Three weeks after college, I flew to Senegal, West Africa, to run a community center in a rural town. Life was placid, with no danger, except to your health. That danger was considerable, because it was, in the words of the Peace Corps doctor, "a fecalized environment."
In plain English: s--- is everywhere. People defecate on the open ground, and the feces is blown with the dust – onto you, your clothes, your food, the water. He warned us the first day of training: do not even touch water. Human feces carries parasites that bore through your skin and cause organ failure.
The longer I lived there, the more I understood: it became blindingly obvious that the Senegalese are not the same as us. The truths we hold to be self-evident are not evident to the Senegalese. How could they be? Their reality is totally different. You can't understand anything in Senegal using American terms.
Family takes on an entirely different concept in Senegal. It included everyone out to second and third cousins. Men have up to four wives in the Muslim culture and love and friendship in marriage are unknown in Senegal.
What I did witness every day was that women were worked half to death. Wives raised the food and fed their own children, did the heavy labor of walking miles to gather wood for the fire, drew water from the well or public faucet, pounded grain with heavy hand-held pestles, lived in their own huts, and had conjugal visits from their husbands on a rotating basis with their co-wives. Their husbands lazed in the shade of the trees.Those that believe that there is some kind of innate value and belief system in human beings learns quickly that is not the case in a place like Senegal.
The Ten Commandments were not disobeyed – they were unknown. The value system was the exact opposite. You were supposed to steal everything you can to give to your own relatives. There are some Westernized Africans who try to rebel against the system. They fail.
Americans think it is a universal human instinct to do unto others as you would have them do unto you. It's not. It seems natural to us because we live in a Bible-based Judeo-Christian culture.
Those that believe that work ethic and individual enterprise is natural also find these traits are universal.
We think the Protestant work ethic is universal. It's not. My town was full of young men doing nothing. They were waiting for a government job. There was no private enterprise. Private business was not illegal, just impossible, given the nightmare of a third-world bureaucratic kleptocracy. It is also incompatible with Senegalese insistence on taking care of relatives.
All the little stores in Senegal were owned by Mauritanians. If a Senegalese wanted to run a little store, he'd go to another country. The reason? Your friends and relatives would ask you for stuff for free, and you would have to say yes. End of your business. You are not allowed to be a selfish individual and say no to relatives. The result: Everyone has nothing.
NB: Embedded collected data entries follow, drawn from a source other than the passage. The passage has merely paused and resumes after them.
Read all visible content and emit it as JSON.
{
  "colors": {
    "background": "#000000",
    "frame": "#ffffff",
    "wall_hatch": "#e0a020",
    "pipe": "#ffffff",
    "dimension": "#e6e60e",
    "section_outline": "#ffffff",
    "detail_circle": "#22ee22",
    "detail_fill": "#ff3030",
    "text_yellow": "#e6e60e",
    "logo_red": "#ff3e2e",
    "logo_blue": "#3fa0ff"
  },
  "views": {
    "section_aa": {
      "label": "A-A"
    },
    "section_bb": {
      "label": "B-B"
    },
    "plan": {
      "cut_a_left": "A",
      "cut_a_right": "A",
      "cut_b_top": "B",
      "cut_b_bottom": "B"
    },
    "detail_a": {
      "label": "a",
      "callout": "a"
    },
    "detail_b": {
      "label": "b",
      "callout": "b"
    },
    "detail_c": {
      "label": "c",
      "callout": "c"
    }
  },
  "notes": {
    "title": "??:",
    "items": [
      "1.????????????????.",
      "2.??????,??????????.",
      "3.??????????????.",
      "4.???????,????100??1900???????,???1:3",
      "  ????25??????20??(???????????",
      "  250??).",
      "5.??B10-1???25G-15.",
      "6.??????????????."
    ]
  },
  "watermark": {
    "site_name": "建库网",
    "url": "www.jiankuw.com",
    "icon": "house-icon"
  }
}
The more I worked there and visited government officials doing absolutely nothing, the more I realized that no one in Senegal had the idea that a job means work. A job is something given to you by a relative. It provides the place where you steal everything to give back to your family
McQuillan states that she enjoyed her year in Senegal but the biggest gift she received from that experience was a greater appreciation and love for what we have in the United States of America.
I love and treasure America more than ever. I take seriously my responsibility to defend our culture and our country and pass on the American heritage to the next generation.
I couldn't wait to get home. So why would I want to bring Africa here? Non-Westerners do not magically become American by arriving on our shores with a visa.
We have the right to choose what kind of country to live in. I was happy to donate a year of my life as a young woman to help the poor Senegalese. I am not willing to donate my country.
Indeed.
Why is it so difficult for those who advocate for open borders to understand how closely culture and country are linked?